Justin Dees had hoped to join fellow seniors at William Blount High School Monday during graduation ceremonies. However, an illness kept him at Knoxville's East Tennessee Children's Hospital throughout this week.
Thanks to fast work by hospital staff and local U.S. Army recruiters, Dees was formally presented with his diploma Monday night. Dees briefly exchanged hospital garb for a cap and gown as a piano was rolled in and a volunteer played "Pomp and Circumstances."
"It wasn't really the way we wanted," said Dees' father, Anthony. "We had hoped he would be out of the hospital by (Monday night)."
Unlike most high school graduates, Justin Dees' wore a black and gold tassel with Army colors. He is scheduled to leave for Army basic training in July.
When it became clear that Justin Dees would be unable to walk the line with his fellow graduates, hospital staff sprang into action. Nurse Jessica Baker explained the predicament to Cheryl Allmon, director of Volunteer Services at ETCH, who was able to mobilize hospital volunteers to put a ceremony together.
"Volunteers came together with the medical staff to provide a cake, decorations, music and presentation of Justin's diploma," Allmon said. "Coming together to help a child is what Children's Hospital is all about.
"Sometimes that goes well beyond medical needs."
Among the volunteers getting a call was Staff Sgt. Cory Barnes, an Army recruiter who serves at the Oak Ridge U.S. Army Recruiting Station. Oddly enough, Barnes had only begun serving as a hospital volunteer the week before.

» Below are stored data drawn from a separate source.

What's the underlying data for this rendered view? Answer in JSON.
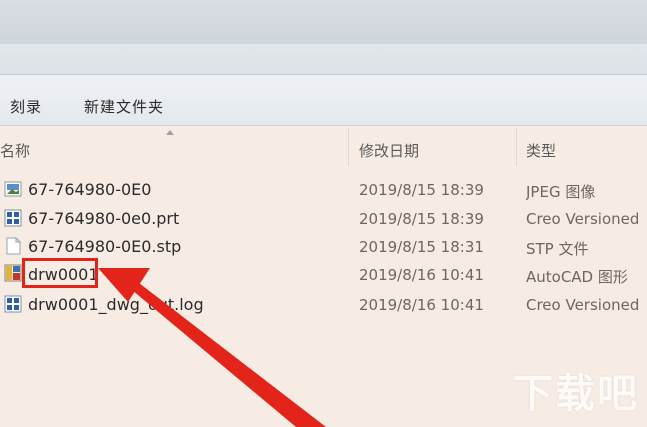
{
  "toolbar": {
    "burn_label": "刻录",
    "new_folder_label": "新建文件夹"
  },
  "columns": {
    "name": "名称",
    "date_modified": "修改日期",
    "type": "类型"
  },
  "files": [
    {
      "name": "67-764980-0E0",
      "date": "2019/8/15 18:39",
      "type": "JPEG 图像",
      "icon": "jpeg-image-icon"
    },
    {
      "name": "67-764980-0e0.prt",
      "date": "2019/8/15 18:39",
      "type": "Creo Versioned",
      "icon": "creo-part-icon"
    },
    {
      "name": "67-764980-0E0.stp",
      "date": "2019/8/15 18:31",
      "type": "STP 文件",
      "icon": "generic-file-icon"
    },
    {
      "name": "drw0001",
      "date": "2019/8/16 10:41",
      "type": "AutoCAD 图形",
      "icon": "autocad-drawing-icon"
    },
    {
      "name": "drw0001_dwg_out.log",
      "date": "2019/8/16 10:41",
      "type": "Creo Versioned",
      "icon": "creo-log-icon"
    }
  ],
  "colors": {
    "highlight": "#e3241b",
    "background": "#f7ece4"
  },
  "watermark": "下载吧"
}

"We were honored to be a part of the ceremony," Barnes said. "The volunteers at the hospital were great, and they did all the footwork."

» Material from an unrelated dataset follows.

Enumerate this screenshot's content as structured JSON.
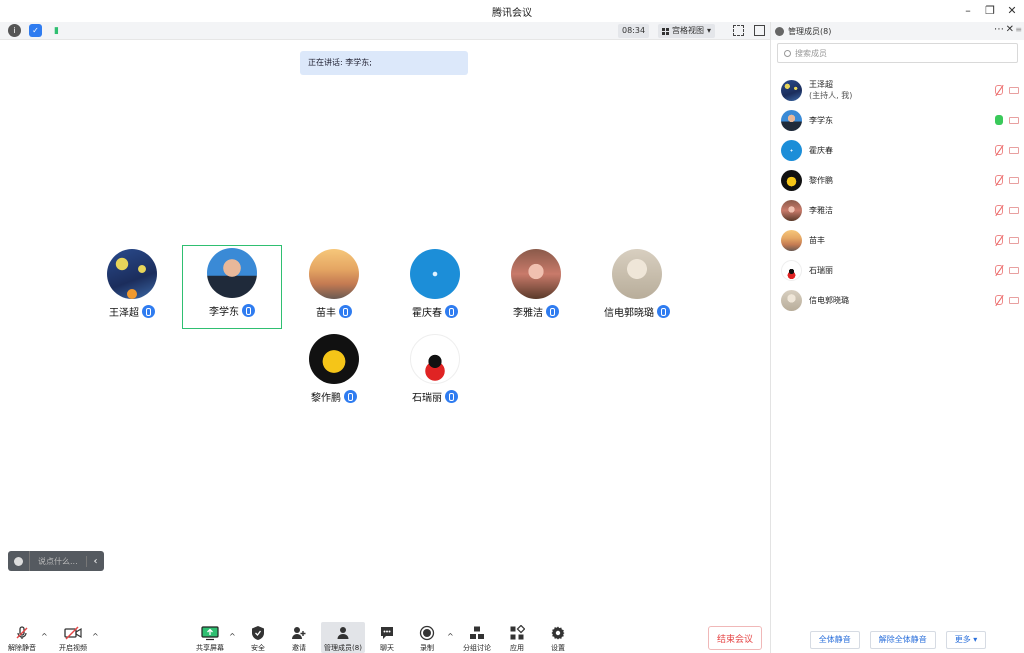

Barnes enlisted fellow Army recruiters Staff Sgt. Benjamin Erskine and Staff Sgt. Tierre Martin to don dress blue uniforms and join in the ceremony. Martin helped enlist Justin Dees into the Army where he will serve as an airborne infantryman once he completes his training at Fort Benning, Ga.
Anthony Dees said he was surprised when he saw local Army recruiters enter the hospital room. Their presence touched the family who had gathered for the big moment.

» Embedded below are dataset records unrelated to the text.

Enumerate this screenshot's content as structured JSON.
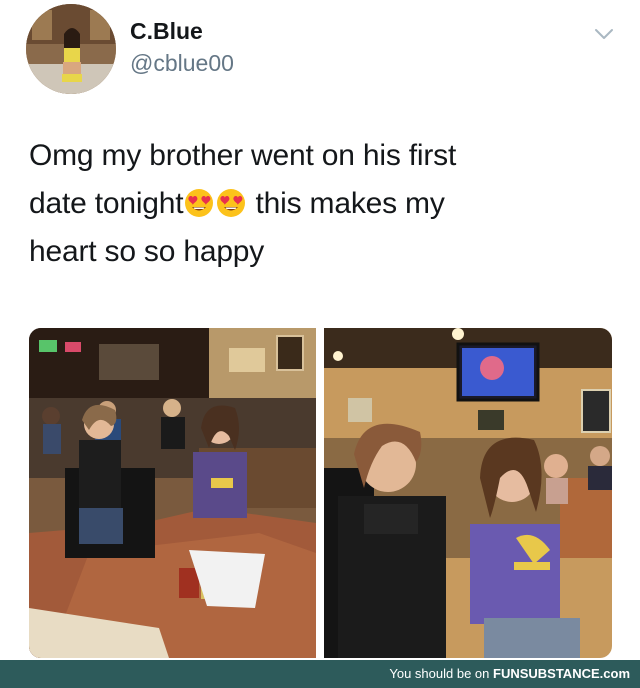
{
  "user": {
    "display_name": "C.Blue",
    "handle": "@cblue00"
  },
  "tweet": {
    "line1": "Omg my brother went on his first",
    "line2_before": "date tonight",
    "line2_after": " this makes my",
    "line3": "heart so so happy",
    "emoji_name": "smiling-face-with-heart-eyes"
  },
  "footer": {
    "prefix": "You should be on ",
    "brand": "FUNSUBSTANCE",
    "suffix": ".com"
  },
  "colors": {
    "text": "#14171a",
    "handle": "#657786",
    "footer_bg": "#2d5b5b"
  }
}
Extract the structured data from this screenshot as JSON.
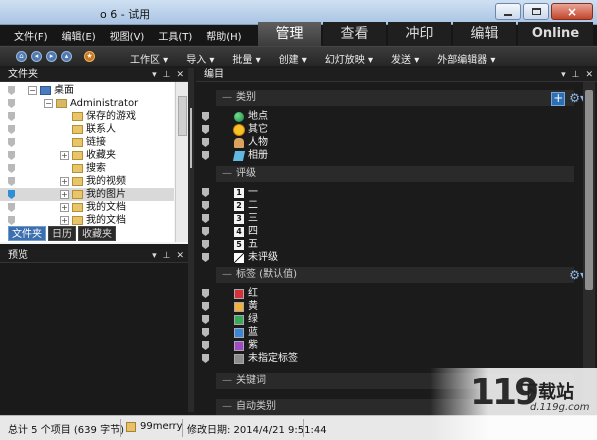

"We didn't know the Army recruiters were going to be there until it came down to it," Anthony Dees said. "I have to commend them."
For her part, Allmon said the effort it took was well worth it. The nurses and hospital staff were all touched by the response.
"Being able to put together a graduation just for Justin was a blessing to everyone involved," Allmon said. "He looked so proud, and his smile was the best reward ever."
Anthony Dees said 17-year-old Justin was beaming during the ceremony. He appreciated being able to receive his degree at the same time, if not in the same place, with his fellow students.
"He told me he enjoyed this way better," Anthony Dees said. "He was humbled by all the effort everyone went through."